Mini Baked Meatballs: Crispy Bite-Sized Party Appetizers

This is me.

I put empty milk containers back in the fridge.

I throw gum wrappers behind the couch.

I resist laundry until it smells.

I don’t roll the toothpaste tube from the bottom.

I eat all of the rice chex out of the Chex Mix.

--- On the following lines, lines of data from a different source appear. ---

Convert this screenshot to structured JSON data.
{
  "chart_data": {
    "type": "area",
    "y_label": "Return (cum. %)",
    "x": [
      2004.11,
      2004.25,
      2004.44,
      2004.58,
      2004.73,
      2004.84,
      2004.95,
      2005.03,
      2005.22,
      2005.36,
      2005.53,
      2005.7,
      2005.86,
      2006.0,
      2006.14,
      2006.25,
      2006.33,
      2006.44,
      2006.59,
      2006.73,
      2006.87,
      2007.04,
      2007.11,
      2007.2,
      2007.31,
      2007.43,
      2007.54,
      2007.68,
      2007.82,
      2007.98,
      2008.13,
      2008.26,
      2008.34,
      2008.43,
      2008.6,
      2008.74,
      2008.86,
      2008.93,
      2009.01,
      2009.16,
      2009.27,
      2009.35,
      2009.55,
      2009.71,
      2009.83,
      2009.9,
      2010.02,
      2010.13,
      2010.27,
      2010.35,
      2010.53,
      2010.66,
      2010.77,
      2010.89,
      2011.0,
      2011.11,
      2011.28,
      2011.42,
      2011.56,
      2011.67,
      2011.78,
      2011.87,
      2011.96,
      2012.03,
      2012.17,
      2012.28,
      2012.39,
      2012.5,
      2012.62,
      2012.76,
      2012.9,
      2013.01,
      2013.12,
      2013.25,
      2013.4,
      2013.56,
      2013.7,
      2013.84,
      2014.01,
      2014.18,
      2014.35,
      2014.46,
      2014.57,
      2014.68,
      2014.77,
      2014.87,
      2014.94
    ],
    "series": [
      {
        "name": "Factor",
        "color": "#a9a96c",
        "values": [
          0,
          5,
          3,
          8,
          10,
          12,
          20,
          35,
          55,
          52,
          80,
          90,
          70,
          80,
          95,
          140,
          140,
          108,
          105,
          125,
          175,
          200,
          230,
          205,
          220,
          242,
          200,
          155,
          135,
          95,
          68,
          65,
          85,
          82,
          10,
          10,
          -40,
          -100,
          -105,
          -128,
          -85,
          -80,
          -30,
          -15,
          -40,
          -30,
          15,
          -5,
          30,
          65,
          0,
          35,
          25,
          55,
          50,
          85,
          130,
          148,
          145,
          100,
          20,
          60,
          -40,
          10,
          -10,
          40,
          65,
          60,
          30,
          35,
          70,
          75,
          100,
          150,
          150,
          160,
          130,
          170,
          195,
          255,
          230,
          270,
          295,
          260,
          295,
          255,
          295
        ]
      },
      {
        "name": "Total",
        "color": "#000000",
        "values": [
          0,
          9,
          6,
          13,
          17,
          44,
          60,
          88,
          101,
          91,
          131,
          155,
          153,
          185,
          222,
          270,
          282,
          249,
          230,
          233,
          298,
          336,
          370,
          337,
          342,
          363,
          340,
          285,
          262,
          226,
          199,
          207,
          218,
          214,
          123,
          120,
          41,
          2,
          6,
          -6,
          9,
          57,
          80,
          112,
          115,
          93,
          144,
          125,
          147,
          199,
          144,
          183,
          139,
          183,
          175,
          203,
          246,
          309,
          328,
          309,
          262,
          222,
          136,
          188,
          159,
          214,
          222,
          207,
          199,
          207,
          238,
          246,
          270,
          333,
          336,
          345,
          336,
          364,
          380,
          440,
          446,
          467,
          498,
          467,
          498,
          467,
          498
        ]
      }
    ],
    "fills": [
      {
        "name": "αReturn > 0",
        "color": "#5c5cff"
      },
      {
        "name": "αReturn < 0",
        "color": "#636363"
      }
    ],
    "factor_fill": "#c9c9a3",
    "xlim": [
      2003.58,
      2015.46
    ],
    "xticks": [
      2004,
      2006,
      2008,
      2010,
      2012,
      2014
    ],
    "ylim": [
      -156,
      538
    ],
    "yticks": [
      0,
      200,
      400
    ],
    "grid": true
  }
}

And I use tomato sauce from a jar.

Meatballs!

Mini meatballs — bite-sized, one-bite wonders that are cute, easy, and surprisingly versatile. They’re perfect served with pasta, tucked into toasted wheat buns, or topped with melty provolone and broiled until golden. These small meatballs deliver big flavor with minimal fuss.

Bite Size Baked Meatballs

Makes about 30–40 mini meatballs

Ingredients:

  • 1 1/4 pounds lean ground beef
  • 1 egg
  • 1 tablespoon olive oil
  • 1/3 cup Romano cheese, grated
  • 2 garlic cloves, minced
  • 1 teaspoon dried basil
  • 1 teaspoon dried parsley
  • 1/2 teaspoon salt
  • 1/2 teaspoon black pepper
  • 1/4 cup panko bread crumbs
  • 3 cups of your favorite pasta sauce

Directions:

  1. Preheat the oven to 400°F (200°C).
  2. In a large bowl, combine the ground beef, egg, olive oil, Romano cheese, panko, minced garlic, dried basil, dried parsley, salt, and pepper. Gently mix with your hands until just combined — overmixing will make the meatballs tough.
  3. Spray a large baking dish with non-stick spray and spread 2 cups of pasta sauce across the bottom.
  4. Form the mixture into mini meatballs, about a tablespoon each, and place them directly into the sauce in the baking dish.
  5. When all the meatballs are arranged, sprinkle a little extra grated cheese and a light dusting of breadcrumbs on top if desired.
  6. Bake for 20–25 minutes, or until the meatballs are cooked through. Serve with the remaining sauce or extra on the side.

One more confession: I don’t clean as often as I should. But around here, that’s probably obvious.